Signals as a function of frequency (horizontal axis) photographed from the scope of the Spectral Analyzer. Panel (a) shows the amplitude of the transmitted microwave through the fractal due to the primary source. When the secondary current source was turned on and adjusted to be the same frequency of 2.13 GHz, the measured transmission was amplified (b) when they were in phase and diminished (c) when out of phase. The inset on the left is a schematic of the experimental setup. The inset on the right shows FDTD simulations of the transmittance modulation of a $y$-polarized 6.8 GHz microwave through the 7-level fractal plate, by a central-fed ac current of the same frequency. The magnitude of the modulation is governed by the phase difference (time delay) between the incident microwave and the central-fed current.

Figure 3

Transmission through two stacked identical fractal plates with a 90° rotation with respect to each other. The diamonds and squares denote measured normal transmission through the double stack, with $\overrightarrow{E}$ polarized along the $x$ and $y$-axes, respectively, showing the gaps to be polarization independent.
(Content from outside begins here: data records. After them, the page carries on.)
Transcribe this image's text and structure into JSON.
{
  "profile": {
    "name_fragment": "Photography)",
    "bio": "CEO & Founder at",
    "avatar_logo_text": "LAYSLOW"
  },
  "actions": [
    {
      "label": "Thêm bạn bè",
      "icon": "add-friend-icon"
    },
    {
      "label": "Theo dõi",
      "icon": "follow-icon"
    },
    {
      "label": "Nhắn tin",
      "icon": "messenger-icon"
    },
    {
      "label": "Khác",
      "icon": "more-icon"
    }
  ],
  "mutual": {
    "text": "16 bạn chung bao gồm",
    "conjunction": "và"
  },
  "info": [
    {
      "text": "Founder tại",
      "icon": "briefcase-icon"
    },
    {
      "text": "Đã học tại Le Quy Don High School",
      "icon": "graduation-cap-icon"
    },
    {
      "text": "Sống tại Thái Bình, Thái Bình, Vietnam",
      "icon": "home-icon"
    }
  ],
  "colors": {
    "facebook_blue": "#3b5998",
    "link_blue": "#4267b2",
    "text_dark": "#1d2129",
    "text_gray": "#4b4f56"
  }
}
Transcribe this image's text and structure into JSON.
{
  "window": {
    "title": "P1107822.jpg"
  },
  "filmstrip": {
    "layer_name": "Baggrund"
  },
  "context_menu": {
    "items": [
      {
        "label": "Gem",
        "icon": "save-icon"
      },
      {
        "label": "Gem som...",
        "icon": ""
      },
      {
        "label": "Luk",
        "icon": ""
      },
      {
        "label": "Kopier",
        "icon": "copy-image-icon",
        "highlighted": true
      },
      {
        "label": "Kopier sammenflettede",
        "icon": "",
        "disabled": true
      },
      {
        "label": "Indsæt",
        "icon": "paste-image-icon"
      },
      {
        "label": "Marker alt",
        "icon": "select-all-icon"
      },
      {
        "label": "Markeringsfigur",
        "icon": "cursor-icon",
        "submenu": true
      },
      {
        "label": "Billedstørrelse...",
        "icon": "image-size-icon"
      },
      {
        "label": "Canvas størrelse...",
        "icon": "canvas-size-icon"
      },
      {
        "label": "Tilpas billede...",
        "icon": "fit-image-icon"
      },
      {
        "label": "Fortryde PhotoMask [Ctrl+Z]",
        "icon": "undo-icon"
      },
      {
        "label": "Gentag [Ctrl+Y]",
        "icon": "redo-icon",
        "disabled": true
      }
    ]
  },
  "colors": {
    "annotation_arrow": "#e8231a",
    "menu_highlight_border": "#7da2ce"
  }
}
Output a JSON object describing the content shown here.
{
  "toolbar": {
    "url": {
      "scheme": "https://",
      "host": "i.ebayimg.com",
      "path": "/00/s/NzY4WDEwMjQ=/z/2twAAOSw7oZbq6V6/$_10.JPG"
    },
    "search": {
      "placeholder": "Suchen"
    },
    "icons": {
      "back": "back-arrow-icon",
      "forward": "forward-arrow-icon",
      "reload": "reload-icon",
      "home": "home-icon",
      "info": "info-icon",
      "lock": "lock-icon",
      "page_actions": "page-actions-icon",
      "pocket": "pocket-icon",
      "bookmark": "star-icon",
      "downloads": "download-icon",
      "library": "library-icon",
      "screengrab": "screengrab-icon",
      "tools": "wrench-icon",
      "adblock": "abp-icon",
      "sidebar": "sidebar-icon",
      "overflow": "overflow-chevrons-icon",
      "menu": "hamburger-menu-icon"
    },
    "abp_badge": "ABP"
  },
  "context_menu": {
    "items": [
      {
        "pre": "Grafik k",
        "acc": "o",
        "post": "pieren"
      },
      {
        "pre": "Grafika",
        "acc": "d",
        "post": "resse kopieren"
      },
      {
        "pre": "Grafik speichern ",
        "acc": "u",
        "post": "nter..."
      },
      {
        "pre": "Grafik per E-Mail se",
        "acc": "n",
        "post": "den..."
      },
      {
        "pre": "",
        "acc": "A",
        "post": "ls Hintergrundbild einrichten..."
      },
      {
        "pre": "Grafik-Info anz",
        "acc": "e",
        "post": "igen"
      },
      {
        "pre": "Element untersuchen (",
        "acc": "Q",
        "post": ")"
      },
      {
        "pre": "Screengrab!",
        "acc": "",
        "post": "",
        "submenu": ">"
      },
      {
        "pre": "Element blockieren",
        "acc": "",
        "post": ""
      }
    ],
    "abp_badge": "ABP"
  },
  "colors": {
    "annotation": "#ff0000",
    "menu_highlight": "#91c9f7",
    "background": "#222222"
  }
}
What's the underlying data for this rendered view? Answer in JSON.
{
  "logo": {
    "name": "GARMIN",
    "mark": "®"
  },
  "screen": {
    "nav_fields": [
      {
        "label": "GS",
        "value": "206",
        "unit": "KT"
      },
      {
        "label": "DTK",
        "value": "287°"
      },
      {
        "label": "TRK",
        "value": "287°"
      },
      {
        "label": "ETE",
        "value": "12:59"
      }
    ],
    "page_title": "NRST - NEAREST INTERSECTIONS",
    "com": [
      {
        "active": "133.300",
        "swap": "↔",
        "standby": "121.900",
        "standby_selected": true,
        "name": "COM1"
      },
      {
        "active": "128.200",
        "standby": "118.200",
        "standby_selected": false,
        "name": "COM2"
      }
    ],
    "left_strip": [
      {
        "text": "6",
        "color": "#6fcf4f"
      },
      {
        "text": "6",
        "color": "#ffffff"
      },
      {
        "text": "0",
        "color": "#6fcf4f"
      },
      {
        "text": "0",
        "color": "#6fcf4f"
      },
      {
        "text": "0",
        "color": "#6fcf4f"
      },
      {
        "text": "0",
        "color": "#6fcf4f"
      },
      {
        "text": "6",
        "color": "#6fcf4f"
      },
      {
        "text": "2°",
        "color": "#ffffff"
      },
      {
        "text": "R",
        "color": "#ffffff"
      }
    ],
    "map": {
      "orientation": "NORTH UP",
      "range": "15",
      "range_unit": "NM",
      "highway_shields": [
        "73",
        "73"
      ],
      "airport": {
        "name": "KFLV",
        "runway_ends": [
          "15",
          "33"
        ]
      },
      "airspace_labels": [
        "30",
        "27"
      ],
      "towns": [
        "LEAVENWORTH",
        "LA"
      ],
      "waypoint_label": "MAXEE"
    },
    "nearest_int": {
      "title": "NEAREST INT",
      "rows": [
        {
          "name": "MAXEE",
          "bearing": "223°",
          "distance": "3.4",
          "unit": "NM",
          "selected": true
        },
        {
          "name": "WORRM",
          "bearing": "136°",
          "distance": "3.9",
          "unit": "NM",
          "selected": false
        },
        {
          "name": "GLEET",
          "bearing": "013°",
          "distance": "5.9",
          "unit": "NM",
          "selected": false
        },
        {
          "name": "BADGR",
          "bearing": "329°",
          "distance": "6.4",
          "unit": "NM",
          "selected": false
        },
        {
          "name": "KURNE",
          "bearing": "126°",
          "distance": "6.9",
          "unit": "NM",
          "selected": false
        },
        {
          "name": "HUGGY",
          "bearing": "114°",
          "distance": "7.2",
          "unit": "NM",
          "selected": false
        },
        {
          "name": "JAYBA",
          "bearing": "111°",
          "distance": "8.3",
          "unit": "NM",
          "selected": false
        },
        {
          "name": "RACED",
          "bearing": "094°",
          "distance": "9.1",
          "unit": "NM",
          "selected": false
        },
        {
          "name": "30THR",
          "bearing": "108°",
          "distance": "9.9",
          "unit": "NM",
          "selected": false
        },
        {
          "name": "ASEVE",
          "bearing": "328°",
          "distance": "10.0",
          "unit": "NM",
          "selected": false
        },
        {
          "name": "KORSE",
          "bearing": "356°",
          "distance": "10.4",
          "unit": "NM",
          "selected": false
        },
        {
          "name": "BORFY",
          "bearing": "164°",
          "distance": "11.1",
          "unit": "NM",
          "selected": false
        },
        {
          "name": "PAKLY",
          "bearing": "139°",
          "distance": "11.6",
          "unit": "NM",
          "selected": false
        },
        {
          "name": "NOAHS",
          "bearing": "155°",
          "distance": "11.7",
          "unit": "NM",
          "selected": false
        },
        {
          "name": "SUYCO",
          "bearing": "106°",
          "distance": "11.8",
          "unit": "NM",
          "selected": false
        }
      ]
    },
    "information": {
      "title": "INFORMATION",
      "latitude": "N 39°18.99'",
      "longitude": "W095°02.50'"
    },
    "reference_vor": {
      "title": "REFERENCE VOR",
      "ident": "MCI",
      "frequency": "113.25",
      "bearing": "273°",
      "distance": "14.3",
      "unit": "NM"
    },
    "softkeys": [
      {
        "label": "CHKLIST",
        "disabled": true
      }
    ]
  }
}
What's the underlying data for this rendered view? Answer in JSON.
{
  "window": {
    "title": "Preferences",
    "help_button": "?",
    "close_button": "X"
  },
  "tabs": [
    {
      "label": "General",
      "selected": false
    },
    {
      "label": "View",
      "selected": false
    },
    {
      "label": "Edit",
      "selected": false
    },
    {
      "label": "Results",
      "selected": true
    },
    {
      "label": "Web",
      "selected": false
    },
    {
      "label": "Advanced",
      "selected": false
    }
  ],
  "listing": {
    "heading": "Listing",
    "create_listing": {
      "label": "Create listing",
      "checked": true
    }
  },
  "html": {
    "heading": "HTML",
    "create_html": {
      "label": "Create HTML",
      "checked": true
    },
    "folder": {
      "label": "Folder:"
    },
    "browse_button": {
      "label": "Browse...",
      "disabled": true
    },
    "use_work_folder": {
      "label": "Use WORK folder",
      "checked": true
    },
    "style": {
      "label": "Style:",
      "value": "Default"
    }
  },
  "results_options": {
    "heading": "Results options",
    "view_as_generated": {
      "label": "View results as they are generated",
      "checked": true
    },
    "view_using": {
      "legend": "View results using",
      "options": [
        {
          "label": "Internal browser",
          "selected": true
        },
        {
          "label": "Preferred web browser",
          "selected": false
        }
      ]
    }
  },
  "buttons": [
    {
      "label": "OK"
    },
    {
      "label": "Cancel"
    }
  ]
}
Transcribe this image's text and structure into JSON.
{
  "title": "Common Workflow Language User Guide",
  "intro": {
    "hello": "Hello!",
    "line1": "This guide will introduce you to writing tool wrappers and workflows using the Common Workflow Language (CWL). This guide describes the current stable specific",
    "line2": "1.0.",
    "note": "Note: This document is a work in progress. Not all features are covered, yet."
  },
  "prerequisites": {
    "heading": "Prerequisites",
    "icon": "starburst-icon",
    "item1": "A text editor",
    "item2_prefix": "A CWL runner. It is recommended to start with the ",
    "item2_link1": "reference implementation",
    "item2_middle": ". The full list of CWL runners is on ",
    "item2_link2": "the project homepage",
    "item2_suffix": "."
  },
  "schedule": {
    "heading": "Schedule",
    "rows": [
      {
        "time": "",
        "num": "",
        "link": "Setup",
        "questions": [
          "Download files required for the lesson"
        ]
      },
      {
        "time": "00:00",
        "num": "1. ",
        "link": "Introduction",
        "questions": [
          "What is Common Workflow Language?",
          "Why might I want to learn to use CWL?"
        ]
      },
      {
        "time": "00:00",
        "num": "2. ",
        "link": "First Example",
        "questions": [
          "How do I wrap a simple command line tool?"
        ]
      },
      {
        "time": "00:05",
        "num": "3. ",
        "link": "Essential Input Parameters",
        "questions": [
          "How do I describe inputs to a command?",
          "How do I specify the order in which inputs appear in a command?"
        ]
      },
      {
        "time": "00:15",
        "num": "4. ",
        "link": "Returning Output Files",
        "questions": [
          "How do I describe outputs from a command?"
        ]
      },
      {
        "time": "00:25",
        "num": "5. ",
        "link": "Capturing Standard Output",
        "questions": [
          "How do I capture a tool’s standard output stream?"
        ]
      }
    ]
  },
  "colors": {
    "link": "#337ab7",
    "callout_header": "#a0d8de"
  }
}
The lines are calculated results for normal incidence (identical for both polarizations). The circles and triangles are transmissions measured with the plates rotated ($\theta$) and tilted ($\varphi$) by $30°$, respectively, from the normal.

Figure 4

The calculated $\mathrm{\text{gap}}/\mathrm{\text{midgap}}$ ratio as a function of the number of stacking layers for three spectral gaps at 1.6 (square), 4.4 (circle), and 13 (triangle) GHz. The dielectric substrates are 1 mm thick, separated by an air gap of 1 mm.